Le Fonds monétaire international a annoncé un accord avec le Sénégal pour un programme d’aide de 1,8 milliard de dollars sur 36 mois. C’est a priori un ballon d’oxygène pour le Sénégal, même s’il y a des conditions en termes de gestion de la dette et de transition énergétique. Est-ce que ça ne valide pas tout de même les efforts du gouvernement de Macky Sall ?
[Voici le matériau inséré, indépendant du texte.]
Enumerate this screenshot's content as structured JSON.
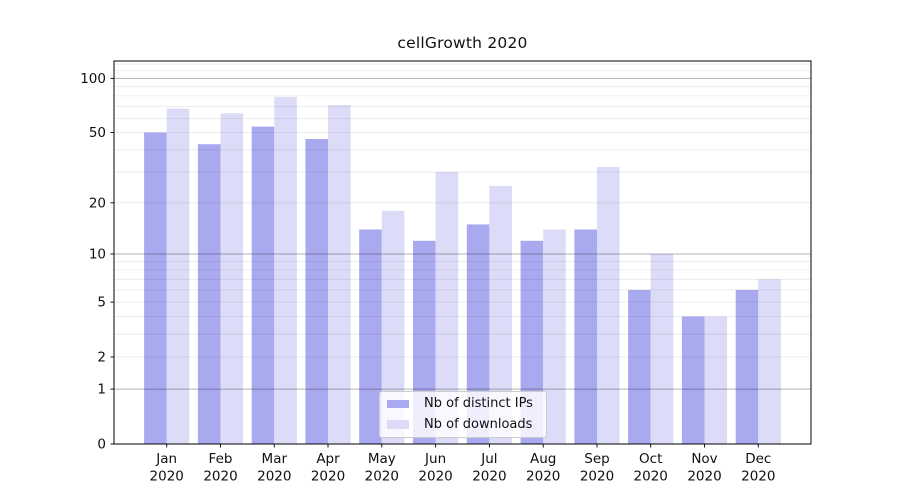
{
  "chart_data": {
    "type": "bar",
    "title": "cellGrowth 2020",
    "categories": [
      "Jan 2020",
      "Feb 2020",
      "Mar 2020",
      "Apr 2020",
      "May 2020",
      "Jun 2020",
      "Jul 2020",
      "Aug 2020",
      "Sep 2020",
      "Oct 2020",
      "Nov 2020",
      "Dec 2020"
    ],
    "series": [
      {
        "name": "Nb of distinct IPs",
        "color": "#a9a9f0",
        "values": [
          50,
          43,
          54,
          46,
          14,
          12,
          15,
          12,
          14,
          6,
          4,
          6
        ]
      },
      {
        "name": "Nb of downloads",
        "color": "#dcdcf8",
        "values": [
          68,
          64,
          79,
          71,
          18,
          30,
          25,
          14,
          32,
          10,
          4,
          7
        ]
      }
    ],
    "yscale": "log1p",
    "ylim": [
      0,
      125
    ],
    "yticks": [
      0,
      1,
      2,
      5,
      10,
      20,
      50,
      100
    ],
    "grid_major": [
      1,
      10,
      100
    ],
    "grid_minor": [
      2,
      3,
      4,
      5,
      6,
      7,
      8,
      9,
      20,
      30,
      40,
      50,
      60,
      70,
      80,
      90,
      110,
      120
    ],
    "grid": "on",
    "legend_position": "lower center",
    "colors": {
      "grid_major": "rgba(0,0,0,0.30)",
      "grid_minor": "rgba(0,0,0,0.09)",
      "spine": "#000000",
      "text": "#111111"
    }
  }
}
Je ne crois pas. Si le FMI valide ou félicite, vous êtes mort. Rappelez-vous, il y a quelques mois, il a été demandé à l’État du Sénégal d’abandonner toutes les subventions, de modifier les prix. Qu’est ce qu’on a fait ? On a augmenté notre carburant de 100 francs le litre et on a augmenté l’électricité des ménages de 16 %. Avec le COVID et la guerre en Ukraine, l’inflation s’est déjà installée. Si en plus, on augmente encore les prix, c’est une catastrophe sociale ! Les Sénégalais sont pauvres et cette pauvreté va crescendo. Le FMI ne gère que son argent, même si le peuple trinque. Le FMI nous endette et nous oblige à tout vendre, à tout céder, à augmenter les prix, à créer finalement une révolution économique et sociale. Tout le monde connaît la recette du FMI. Si ce n’est pas un ajustement économique, ce sera un ajustement monétaire. Donc je ne suis pas d’accord avec ce modèle de financement qui nous tue. Avec cette facilité d’accès à de l’argent mal utilisé, on finit dans le trou. C’est ce que je crains parce que le Sénégal est endetté jusqu’au cou.